Dietary fiber lowers risk of first stroke: Study

May 1, 2013

Greater dietary fiber intake is significantly associated with lower risk of first stroke, according to a recent study published in Stroke.

 

Greater dietary fiber intake is significantly associated with lower risk of first stroke, according to a recent study published in Stroke.

Using data from 8 large studies conducted around the world, Diane Threapleton, PhD candidate, Nutritional Epidemiology Group, University of Leeds, United Kingdom, and colleagues, found that within the usual range of fiber intakes (from about 10 g to 30 g per day), the more fiber people had eaten, the lower their risk of stroke. For each increase of 7 grams per day, the risk of stroke was reduced by 7%.

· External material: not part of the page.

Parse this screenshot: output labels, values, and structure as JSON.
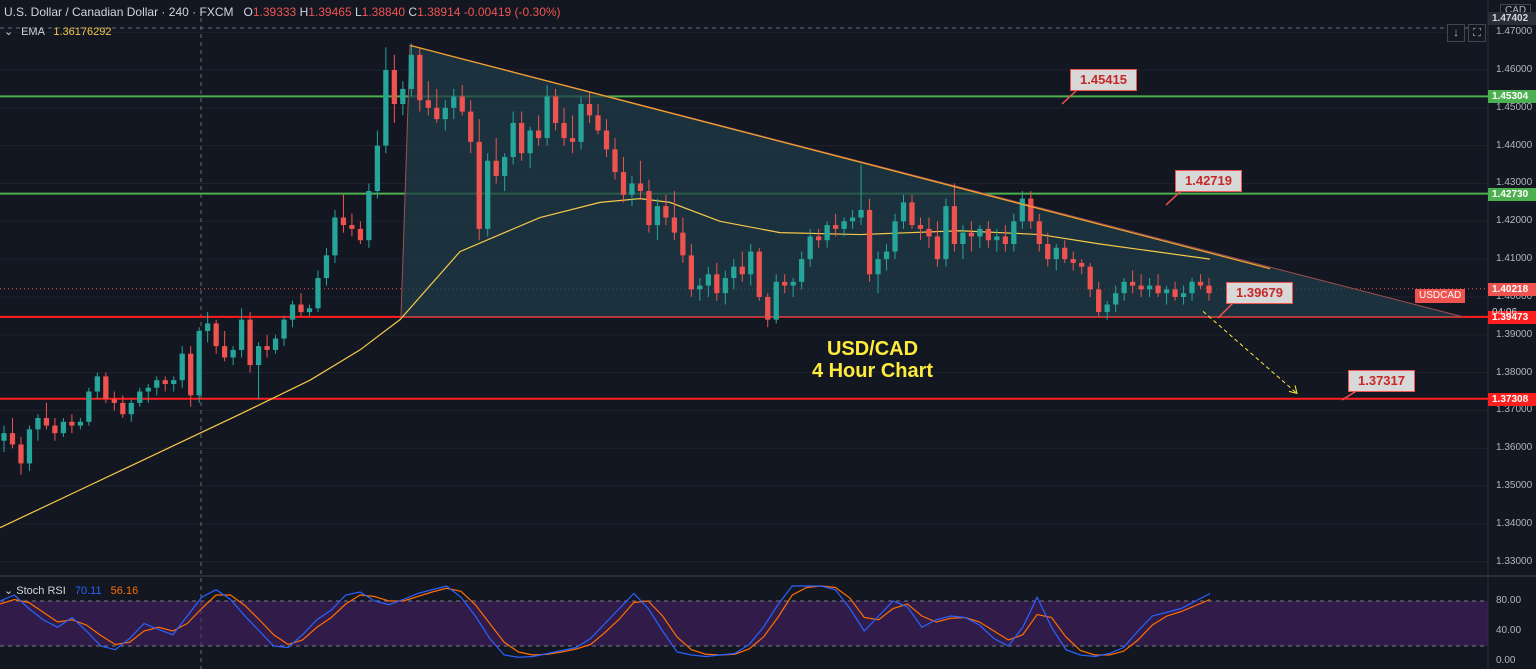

“This study has looked at all the large studies which had reported on the links between the amount of dietary fiber people eat and whether they are then more or less likely to experience a stroke in later life,” Threapleton told Formulary. “We systematically reviewed any relevant studies published between 1990 and 2011 and statistically combined the information from these different studies using meta-analysis. All the studies we included had statistically adjusted for potential confounding factors such as smoking, age, and BMI.

Impact is great

“To our knowledge, this is the first time this analysis has been done,” Threapleton continued. “This sounds quite a small reduction in risk, but because stroke affects so many people, lowering risk by 7% could potentially impact many thousands of individuals.”

Physicians should be aware that on average, intake of dietary fiber in the United States is much lower than recommended goals-about half of what is advised, according to Threapleton.

“Reaching the fiber goal is likely to have all sorts of health benefits, and we think that reducing long-term stroke risk should be added to that list,” she said. 

The risk reduction the researchers saw related to an increase in fiber of 7 g per day. According to Threapleton, 7 grams of extra fiber per day is easily achievable by eating 1 serving of whole-grain breakfast cereal and 2 servings of fruit or vegetables, for example, or from 1 serving of wholegrain bread and one servings of pulses (lentils/beans). 

“Our study suggests that eating a diet with plenty of fiber-rich foods may assist in stroke prevention in the long term,” Threapleton said. “Wholesale changes to diet are often not necessary, and just replacing refined carbohydrates with the higher fiber, less refined versions as well as aiming for increased fruit and vegetable intakes will take the average patient a long way toward achieving the fiber goals.”